Coluna Alternativa A: Fahrenheit 451 queima a história da humanidade

Por Glauco Keller

No prefácio do livro Fahrenheit 451, do escritor Ray Bradbury, o escritor Neil Gaiman destaca três tipos de ficção especulativa: e se, se ao menos e, se isso continuar, apontando como os livros desse gênero tendem a supor o futuro baseando-se no presente.

Da famosa trilogia distópica do século XX: Admirável Mundo Novo, de Aldous Huxley, de 1932, 1984, de George Orwell, publicado em 1948 e Fahrenheit 451, de Ray Bradbury, lançado em 1953, foi este último que conseguiu prever com maior exatidão o presente distópico em que viveríamos em seu futuro.

Partindo da premissa do se isso continuar, o autor apresenta uma sociedade em que os livros estão proibidos e os bombeiros são encarregados de queimá-los, caso sejam encontrados. Considerados subversivos e contrários à felicidade e ao entretenimento, grandes obras da literatura são queimadas diariamente e o protagonista da história, Guy Montag, bombeiro há mais de dez anos, começa a questionar o sistema após conhecer uma jovem sonhadora chamada Clarisse.

Segundo o livro, adaptado para o cinema pelo cineasta François Truffaut, em 1966 e readaptado pelo iraniano Ramin Bahrani, numa produção da HBO, de 2018, as pessoas deixaram por opção a leitura e a escrita e voltaram-se ao modelo de comunicação imagética.
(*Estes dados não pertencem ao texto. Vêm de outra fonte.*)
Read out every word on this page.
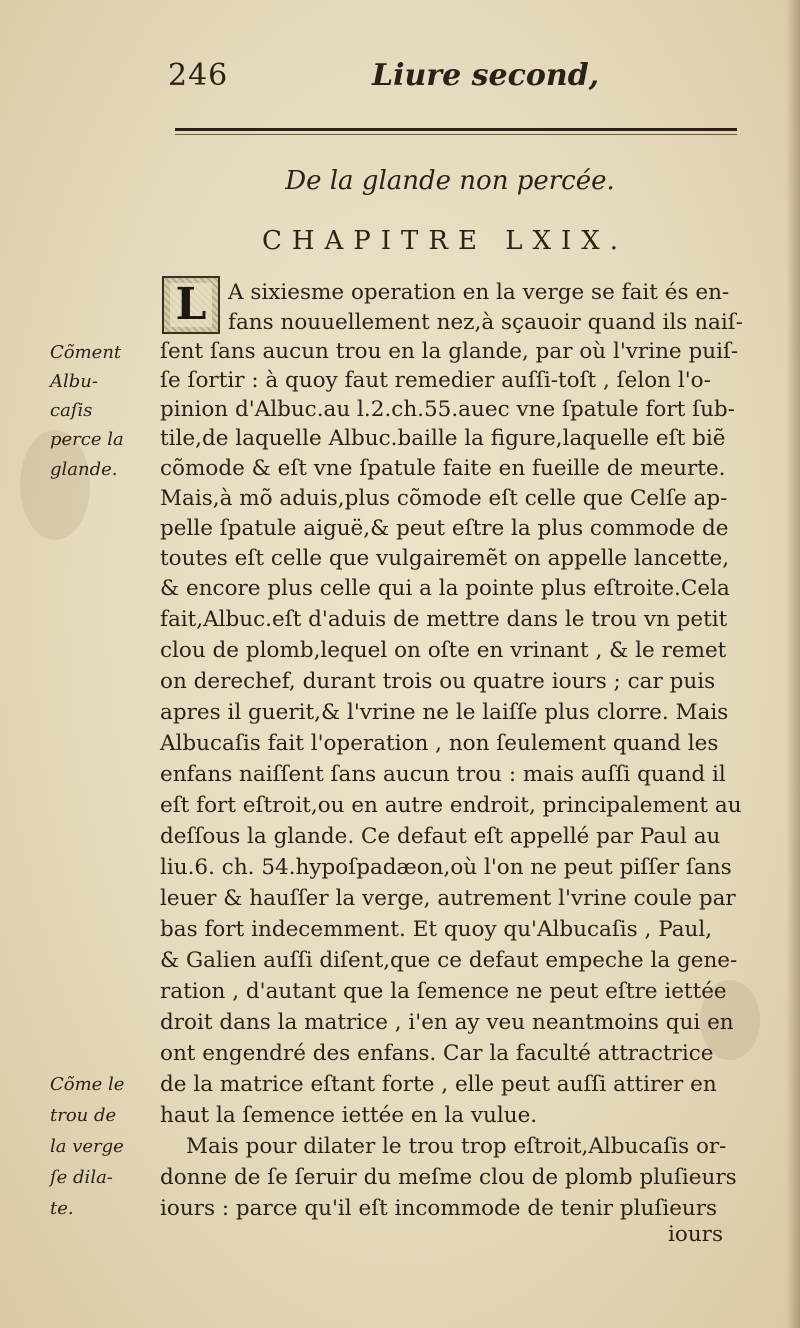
246	Liure second,
De la glande non percée.
CHAPITRE LXIX.
L A sixiesme operation en la verge se fait és en-
fans nouuellement nez,à sçauoir quand ils naiſ-
ſent ſans aucun trou en la glande, par où l'vrine puiſ-
ſe ſortir : à quoy faut remedier auſſi-toſt , ſelon l'o-
pinion d'Albuc.au l.2.ch.55.auec vne ſpatule fort ſub-
tile,de laquelle Albuc.baille la figure,laquelle eſt biẽ
cõmode & eſt vne ſpatule faite en fueille de meurte.
Mais,à mõ aduis,plus cõmode eſt celle que Celſe ap-
pelle ſpatule aiguë,& peut eſtre la plus commode de
toutes eſt celle que vulgairemẽt on appelle lancette,
& encore plus celle qui a la pointe plus eſtroite.Cela
fait,Albuc.eſt d'aduis de mettre dans le trou vn petit
clou de plomb,lequel on oſte en vrinant , & le remet
on derechef, durant trois ou quatre iours ; car puis
apres il guerit,& l'vrine ne le laiſſe plus clorre. Mais
Albucaſis fait l'operation , non ſeulement quand les
enfans naiſſent ſans aucun trou : mais auſſi quand il
eſt fort eſtroit,ou en autre endroit, principalement au
deſſous la glande. Ce defaut eſt appellé par Paul au
liu.6. ch. 54.hypoſpadæon,où l'on ne peut piſſer ſans
leuer & hauſſer la verge, autrement l'vrine coule par
bas fort indecemment. Et quoy qu'Albucaſis , Paul,
& Galien auſſi diſent,que ce defaut empeche la gene-
ration , d'autant que la ſemence ne peut eſtre iettée
droit dans la matrice , i'en ay veu neantmoins qui en
ont engendré des enfans. Car la faculté attractrice
de la matrice eſtant forte , elle peut auſſi attirer en
haut la ſemence iettée en la vulue.
Mais pour dilater le trou trop eſtroit,Albucaſis or-
donne de ſe ſeruir du meſme clou de plomb pluſieurs
iours : parce qu'il eſt incommode de tenir pluſieurs
iours
Cõment
Albu-
caſis
perce la
glande.
Cõme le
trou de
la verge
ſe dila-
te.
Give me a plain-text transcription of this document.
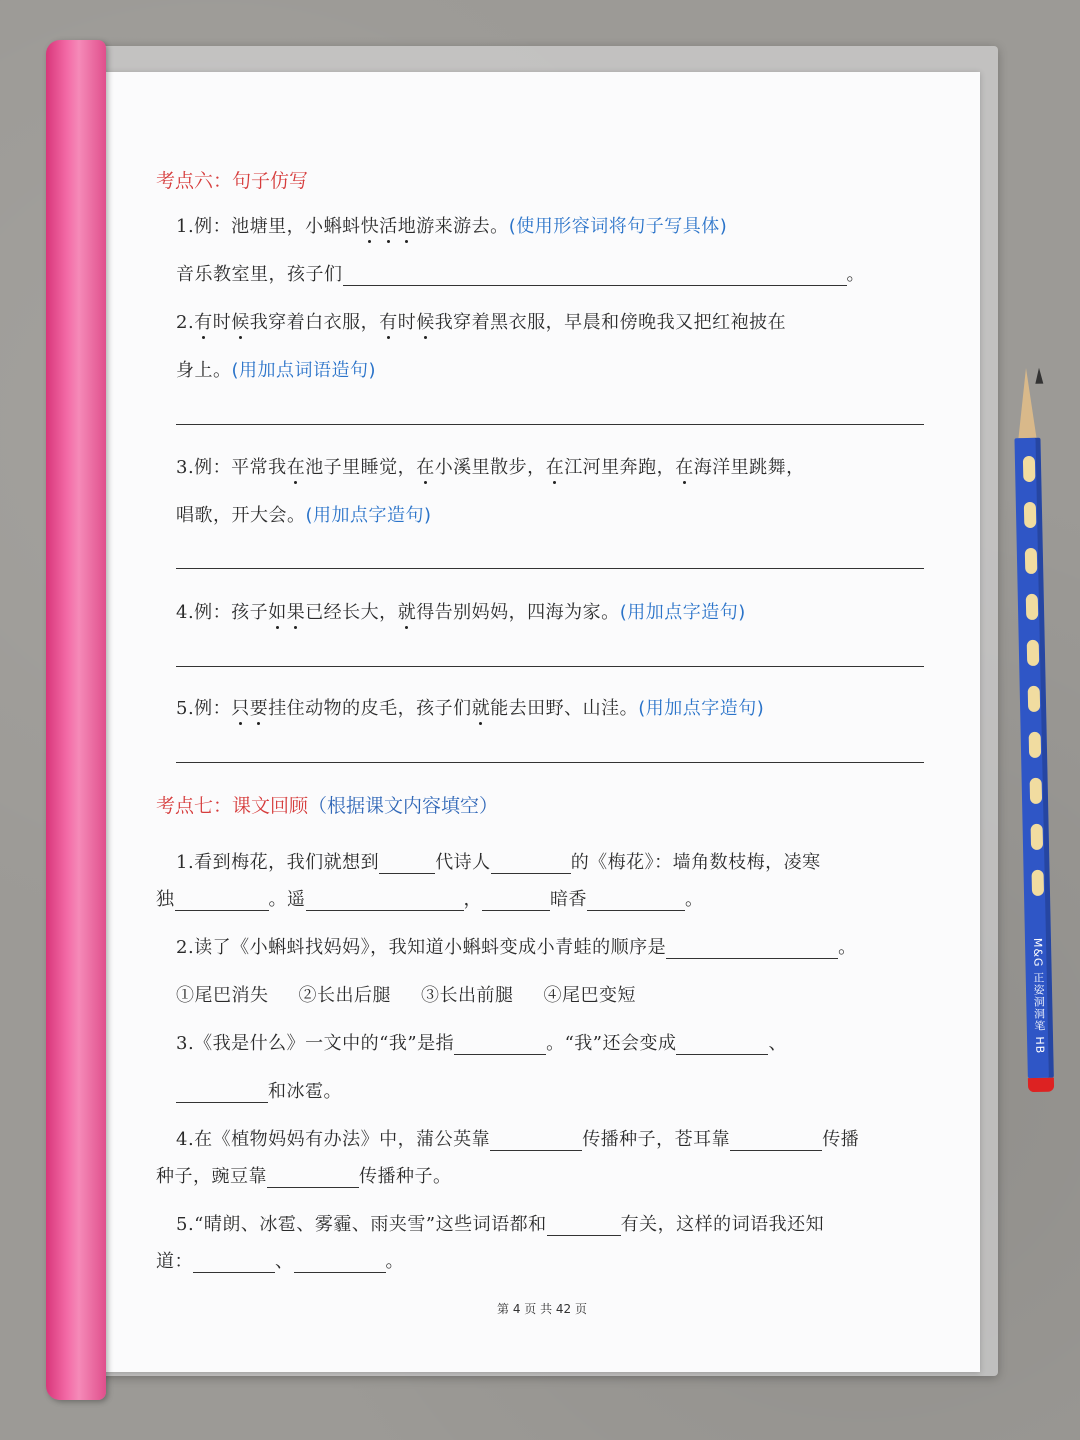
考点六：句子仿写
1.例：池塘里，小蝌蚪快活地游来游去。(使用形容词将句子写具体)
音乐教室里，孩子们	。
2.有时候我穿着白衣服，有时候我穿着黑衣服，早晨和傍晚我又把红袍披在
身上。(用加点词语造句)
3.例：平常我在池子里睡觉，在小溪里散步，在江河里奔跑，在海洋里跳舞，
唱歌，开大会。(用加点字造句)
4.例：孩子如果已经长大，就得告别妈妈，四海为家。(用加点字造句)
5.例：只要挂住动物的皮毛，孩子们就能去田野、山洼。(用加点字造句)
考点七：课文回顾（根据课文内容填空）
1.看到梅花，我们就想到	代诗人	的《梅花》：墙角数枝梅，凌寒
独	。遥	，	暗香	。
2.读了《小蝌蚪找妈妈》，我知道小蝌蚪变成小青蛙的顺序是	。
①尾巴消失 ②长出后腿 ③长出前腿 ④尾巴变短
3.《我是什么》一文中的“我”是指	。“我”还会变成	、
和冰雹。
4.在《植物妈妈有办法》中，蒲公英靠	传播种子，苍耳靠	传播
种子，豌豆靠	传播种子。
5.“晴朗、冰雹、雾霾、雨夹雪”这些词语都和	有关，这样的词语我还知
道：	、	。
第 4 页 共 42 页
M&G 正姿洞洞笔 HB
Vanguardista e polêmico, Bradbury enxergou antes de todos que na década de 1940 os olhares das pessoas tinham trocado os livros pelas telas da TV que se popularizam nos EUA nesta década. Quase 80 anos depois e, com o advento de muitas e inovadoras tecnologias, o efeito Instagram leva cada vez mais a uma “imagetização” de entretenimento e comunicação sem precedentes, como se tivéssemos voltados ao tempo das cavernas com emojis, figurinhas e imagens dos mais diversos tipos. O modelo desta rede social é tão perverso que, simplesmente, não permite que o usuário escreva nada sem que carregue uma imagem antes. Esta, claro, será a referência da postagem. Facebook, o antigo Orkut e mesmo o WhatsApp, outras redes sociais bastante populares, ainda apresentam mecanismos que permitem a escrita sem a necessidade de imagem.

Nesse processo, a literatura, a mais barata e popular das artes, começa a ter de lutar para sobreviver, pois as novas gerações acostumaram-se a não ler e, consequentemente, a não escrever. O último respiro da manuscrita do homem está na escola e esta hoje trava uma batalha árdua e inglória contra o uso excessivo de telefones celulares em seus ambientes. Caso você não acredite nisso, apenas tente responder quantas vezes você manuscreveu algo na última semana. A resposta irá, certamente, lhe surpreender.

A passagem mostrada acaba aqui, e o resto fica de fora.